IHRAM.CO.ID,Sesudah terbitnya Kitab al-`Ibar, Ibnu Khaldun masih bertempat tinggal di Qal'at. Dari waktu ke waktu, reputasinya kian berkibar.Namanya semakin dikenal sebagai seorang pengamat sosial dan sejarah yang brilian di sekujur Afrika Utara dan Andalusia.
Namun, penyakit kemudian menyerangnya. Seperti dikutip dari Encyclopedia Britannica, Ibnu Khaldun merasa sakitnya itu dapat berangsur- angsur hilang dengan jalan keluar dari Qal'at. Dengan perkataan lain, dirinya ingin kembali menjadi seorang yang bebas, bukan semacam pesakitan politik yang diasingkan.
Ia lantas meminta restu kepada penguasa Tunis agar diizinkan berkelana. Alasannya, hendak menyusun sebuah karya historiografi yang lebih mendalam. Di tengah maraknya suara- suara sumbang para intelektual yang iri hati kepadanya, izin itu pun terbit. Ibnu Khaldun pun dapat pergi ke Mesir, sebelum akhirnya menyambangi Makkah untuk naik haji. Waktu itu, usianya genap 50 tahun.
Di negeri delta Sungai Nil itu ia menyempatkan diri untuk singgah di Iskandariah. Dalam catatan perjalanannya, ia memuji kota pesisir tersebut. Pujian yang sama juga diungkapkannya untuk Kairo, ibu kota Dinasti Mamluk Mesir. Mereka yang belum melihatnya langsung belum mengetahui kekuatan Islam, tulisnya.
Penguasa Mamluk, Barquq, menerimanya dengan tangan terbuka.Bukan hanya diizinkan untuk mengajar di al-Azhar, Ibnu Khaldun pun diangkat menjadi kadi agung fikih Mazhab Maliki.
Barquq wafat. Maka naiklah Faraj sebagai raja Mamluk berikutnya. Pada awal abad ke-15, wilayah Mamluk di Syam menjadi incaran Timur Lenk.Walaupun sama-sama Muslim, penguasa yang juga komandan militer itu memiliki darah Mongol dalam dirinya.Ambisinya pun menjadi raja utama di daratan Asia.
Pada 1401, Faraj mengikutsertakan Ibnu Khaldun dalam ekspedisi militer ke Damaskus guna mengusir balatentara Timur. Sudah setahun lamanya kota utama di Syam itu dikepung Mongol- Muslim tersebut. Namun, Faraj tidak berdaya.
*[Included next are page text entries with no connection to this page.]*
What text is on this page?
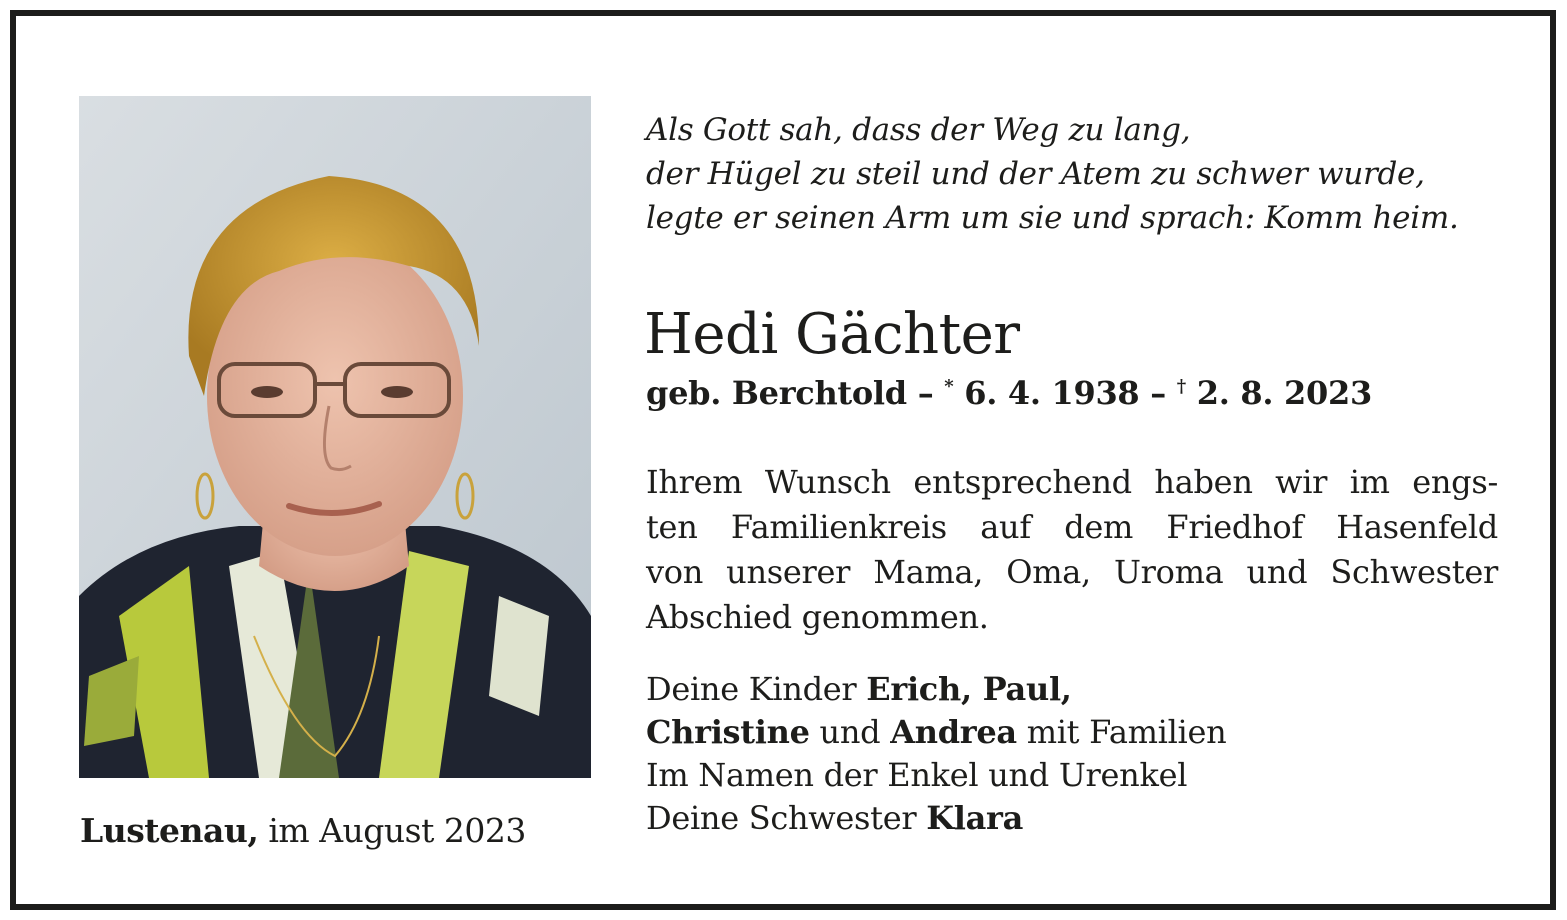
Lustenau, im August 2023
Als Gott sah, dass der Weg zu lang,
der Hügel zu steil und der Atem zu schwer wurde,
legte er seinen Arm um sie und sprach: Komm heim.
Hedi Gächter
geb. Berchtold – * 6. 4. 1938 – † 2. 8. 2023
Ihrem Wunsch entsprechend haben wir im engs-
ten Familienkreis auf dem Friedhof Hasenfeld
von unserer Mama, Oma, Uroma und Schwester
Abschied genommen.
Deine Kinder Erich, Paul,
Christine und Andrea mit Familien
Im Namen der Enkel und Urenkel
Deine Schwester Klara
Anak Barquq itu justru kembali ke Mesir, meninggalkan rakyat Damaskus dalam situasi genting.
Ibnu Khaldun tidak ikut balik ke Kairo. Sementara, Timur melalui mata- matanya mengetahui kabar keberadaan sang sosiolog penulis Muqaddimahitu di Damaskus. Maka diutuslah seseorang untuk mengawali korespondensi.Dimulailah surat-menyurat antara Ibnu Khaldun dan Timur.
Sang jenderal Mongol, walaupun bengis di medan pertempuran, terkenal sangat mencintai ilmu pengetahuan.Respeknya tinggi untuk kaum sarjana.Samarkand--kota kekuasaannya di Asia Tengah--menjadi tempat berkumpulnya para intelektual dari penjuru dunia.
Maka Ibnu Khaldun diperlakukannya dengan penuh hormat. Dalam surat- suratnya, Timur kerap bertanya perihal keadaan dan sejarah negeri Islam di Maghribiyah dan Andalusia. Penyusun Kitab al-`Ibar itu pun menjawab dengan detail. Sang raja selalu puas membaca penuturannya.
Adanya korespondensi ini membuat suasana hati Timur lega. Damaskus akhirnya jatuh ke tangan raja Muslim- Mongol itu, tetapi seluruh warga setempat dibebaskannya.
Timur sesungguhnya ingin menjadikan Ibnu Khaldun sebagai penasihatnya. Namun, sang ilmuwan menolak dengan halus. Sesudah itu, ia kembali ke Kairo.